作者:周志湖
网名:摇摆少年梦
微信号:zhouzhihubeyond
本文主要内容
- RDD 常用Transformation函数
1. RDD 常用Transformation函数
(1)union
union将两个RDD数据集元素合并,类似两个集合的并集
union函数参数:
/**
* Return the union of this RDD and another one. Any identical elements will appear multiple
* times (use `.distinct()` to eliminate them).
*/
def union(other: RDD[T]): RDD[T]
RDD与另外一个RDD进行Union操作之后,两个数据集中的存在的重复元素
代码如下:
scala> val rdd1=sc.parallelize(1 to 5)
rdd1: org.apache.spark.rdd.RDD[Int] = ParallelCollectionRDD[15] at parallelize at <console>:21
scala> val rdd2=sc.parallelize(4 to 8)
rdd2: org.apache.spark.rdd.RDD[Int] = ParallelCollectionRDD[16] at parallelize at <console>:21
//存在重复元素
scala> rdd1.union(rdd2).collect
res13: Array[Int] = Array(1, 2, 3, 4, 5, 4, 5, 6, 7, 8)
(2)intersection
方法返回两个RDD数据集的交集
函数参数:
/**
* Return the intersection of this RDD and another one.
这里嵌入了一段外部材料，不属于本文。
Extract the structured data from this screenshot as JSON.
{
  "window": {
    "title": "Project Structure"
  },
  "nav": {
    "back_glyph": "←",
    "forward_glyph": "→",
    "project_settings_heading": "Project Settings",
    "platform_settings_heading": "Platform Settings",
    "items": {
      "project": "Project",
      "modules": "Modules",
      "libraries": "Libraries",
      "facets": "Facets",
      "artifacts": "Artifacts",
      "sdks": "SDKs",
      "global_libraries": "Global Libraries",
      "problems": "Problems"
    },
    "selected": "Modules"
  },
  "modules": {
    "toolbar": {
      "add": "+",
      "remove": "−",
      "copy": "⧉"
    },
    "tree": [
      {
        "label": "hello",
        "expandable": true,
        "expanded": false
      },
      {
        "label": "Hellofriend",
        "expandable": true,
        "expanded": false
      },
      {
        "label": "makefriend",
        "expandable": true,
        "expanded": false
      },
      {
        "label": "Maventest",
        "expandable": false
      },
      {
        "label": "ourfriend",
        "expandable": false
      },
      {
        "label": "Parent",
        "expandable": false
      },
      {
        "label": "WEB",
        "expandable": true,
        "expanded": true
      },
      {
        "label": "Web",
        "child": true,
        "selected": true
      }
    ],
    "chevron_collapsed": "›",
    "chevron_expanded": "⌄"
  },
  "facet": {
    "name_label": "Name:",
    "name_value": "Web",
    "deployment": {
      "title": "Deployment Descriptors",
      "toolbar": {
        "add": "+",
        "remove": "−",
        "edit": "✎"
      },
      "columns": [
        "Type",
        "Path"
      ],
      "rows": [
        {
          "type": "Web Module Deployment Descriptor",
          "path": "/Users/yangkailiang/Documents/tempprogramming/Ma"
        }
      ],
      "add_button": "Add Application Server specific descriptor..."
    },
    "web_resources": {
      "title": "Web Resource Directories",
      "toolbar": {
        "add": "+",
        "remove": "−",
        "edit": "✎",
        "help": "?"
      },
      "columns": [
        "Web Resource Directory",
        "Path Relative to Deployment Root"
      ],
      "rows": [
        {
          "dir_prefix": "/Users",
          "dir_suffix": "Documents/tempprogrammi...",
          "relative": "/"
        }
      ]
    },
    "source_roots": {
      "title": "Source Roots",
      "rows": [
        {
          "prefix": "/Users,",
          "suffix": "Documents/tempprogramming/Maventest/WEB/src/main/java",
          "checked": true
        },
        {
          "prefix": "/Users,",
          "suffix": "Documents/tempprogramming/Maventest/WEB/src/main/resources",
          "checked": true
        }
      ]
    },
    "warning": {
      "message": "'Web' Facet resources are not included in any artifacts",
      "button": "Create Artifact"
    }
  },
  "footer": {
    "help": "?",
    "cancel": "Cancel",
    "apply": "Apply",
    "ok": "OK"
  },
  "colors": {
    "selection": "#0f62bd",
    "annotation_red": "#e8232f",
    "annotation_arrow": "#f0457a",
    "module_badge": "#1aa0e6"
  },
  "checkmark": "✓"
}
The output will not contain any duplicate
* elements, even if the input RDDs did.
*
* Note that this method performs a shuffle internally.
*/
def intersection(other: RDD[T]): RDD[T]
使用示例:
scala> rdd1.intersection(rdd2).collect
res14: Array[Int] = Array(4, 5)
(3)distinct
distinct函数将去除重复元素
distinct函数参数:
/**
* Return a new RDD containing the distinct elements in this RDD.
*/
def distinct(): RDD[T]
scala> val rdd1=sc.parallelize(1 to 5)
rdd1: org.apache.spark.rdd.RDD[Int] = ParallelCollectionRDD[0] at parallelize at <console>:21
scala> val rdd2=sc.parallelize(4 to 8)
rdd2: org.apache.spark.rdd.RDD[Int] = ParallelCollectionRDD[1] at parallelize at <console>:21
scala> rdd1.union(rdd2).distinct.collect
res0: Array[Int] = Array(6, 1, 7, 8, 2,